While Justice Stephen Breyer concurred with the judgment of the court, he was eager to limit its finding. The court had previously ruled that governments can’t deny general services like police and fire protection to houses of worship, he wrote. “Here, the State would cut Trinity Lutheran off from participation in a general program designed to secure or to improve the health and safety of children. I see no significant difference.” He agreed that the court should find in favor of Trinity Lutheran, but “I would leave the application of the Free Exercise Clause to other kinds of public benefits for another day,” he said.
Breyer seemed to be anticipating the floodgate of legal challenges that Trinity Lutheran may invite. This is the first time the court has said the government is required to provide public funding directly to a religious organization. That decision could have implications for a host of other policy fights—especially the debate over public funding for private religious schools. In her dissent to the majority’s decision, joined by Justice Ruth Bader Ginsburg, Sonia Sotomayor wrote that this was her great fear about this decision.
“This case is about nothing less than the relationship between religious institutions and the civil government—that is, between church and state,” she wrote.

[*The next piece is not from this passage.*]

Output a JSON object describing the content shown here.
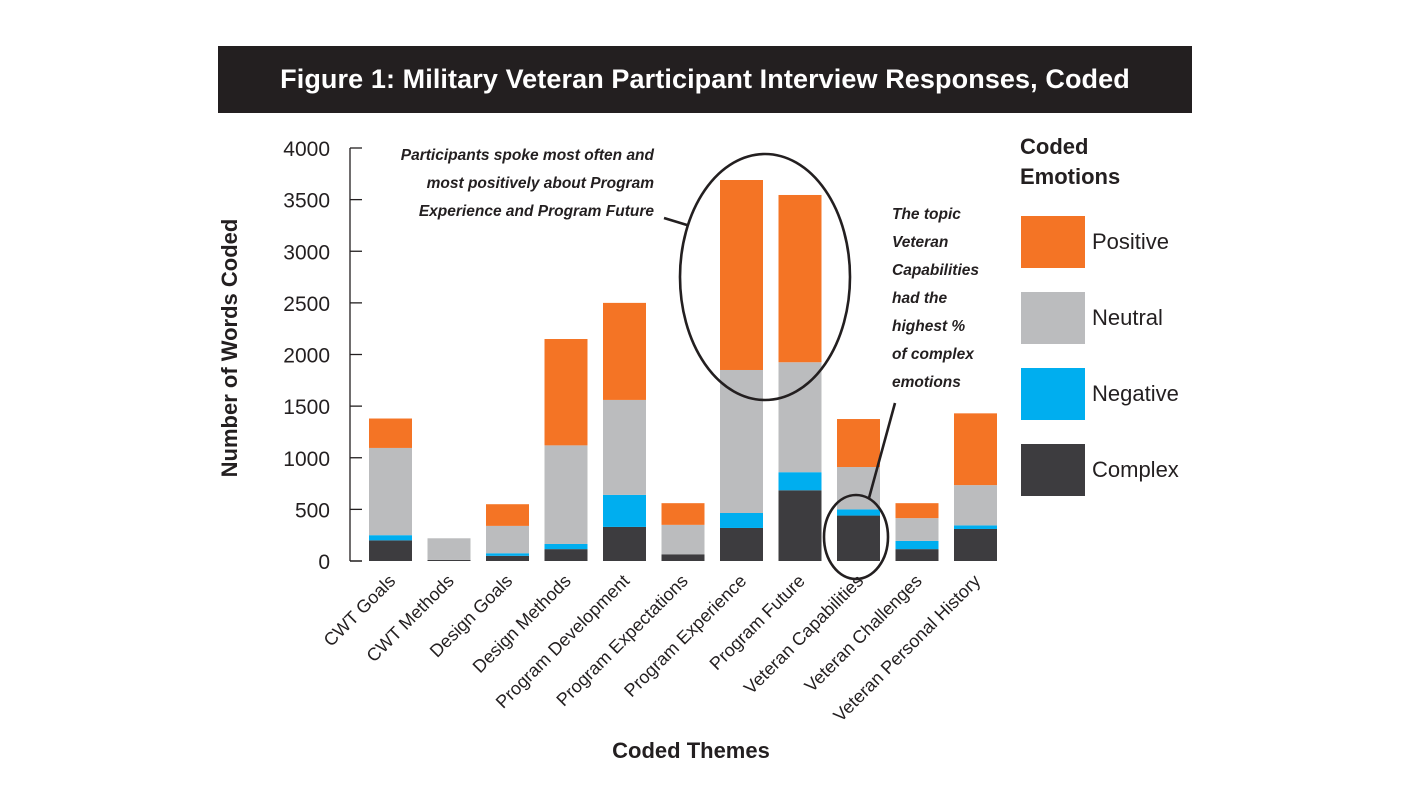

The Court today profoundly changes that relationship by holding, for the first time, that the Constitution requires the government to provide public funds directly to a church. Its decision slights both our precedents and our history, and its reasoning weakens this country’s longstanding commitment to a separation of church and state beneficial to both.
While her colleagues may see this about nothing more than tire scraps on a church playground, Sotomayor argued that the decision undermines years of court precedent and legal history in the United States. She walked through case after case of the early American states limiting the flow of public money to houses of worship.
“Those who fought to end the public funding of religion based their opposition on a powerful set of arguments,” she wrote. “The civil government, they maintained, could claim no authority over religious belief. For them, support for religion compelled by the State marked an overstep of authority that would only lead to more.”
Early legislators also argued that religious groups would start competing for public money, she wrote. “Religion was best served when sects reached out on the basis of their tenets alone, unsullied by outside forces, allowing adherents to come to their faith voluntarily.” Missouri wasn’t being “anti-religious” in denying money to Trinity Lutheran, Sotomayor argued. It was choosing to remain secular.
“If this separation [of church and state] means anything, it means that the government cannot … tax its citizens and turn that money over to houses of worship,” Sotomayor wrote. “The Court today blinds itself to the outcome this history requires and leads us instead to a place where separation of church and state is a constitutional slogan, not a constitutional commitment.”
As Sotomayor predicts, Trinity Lutheran is likely the beginning of a new wave of legal challenges about government funds and the free-exercise clause. A little case about tire scraps and playgrounds just set the stage for a new way of thinking about the separation of church and state.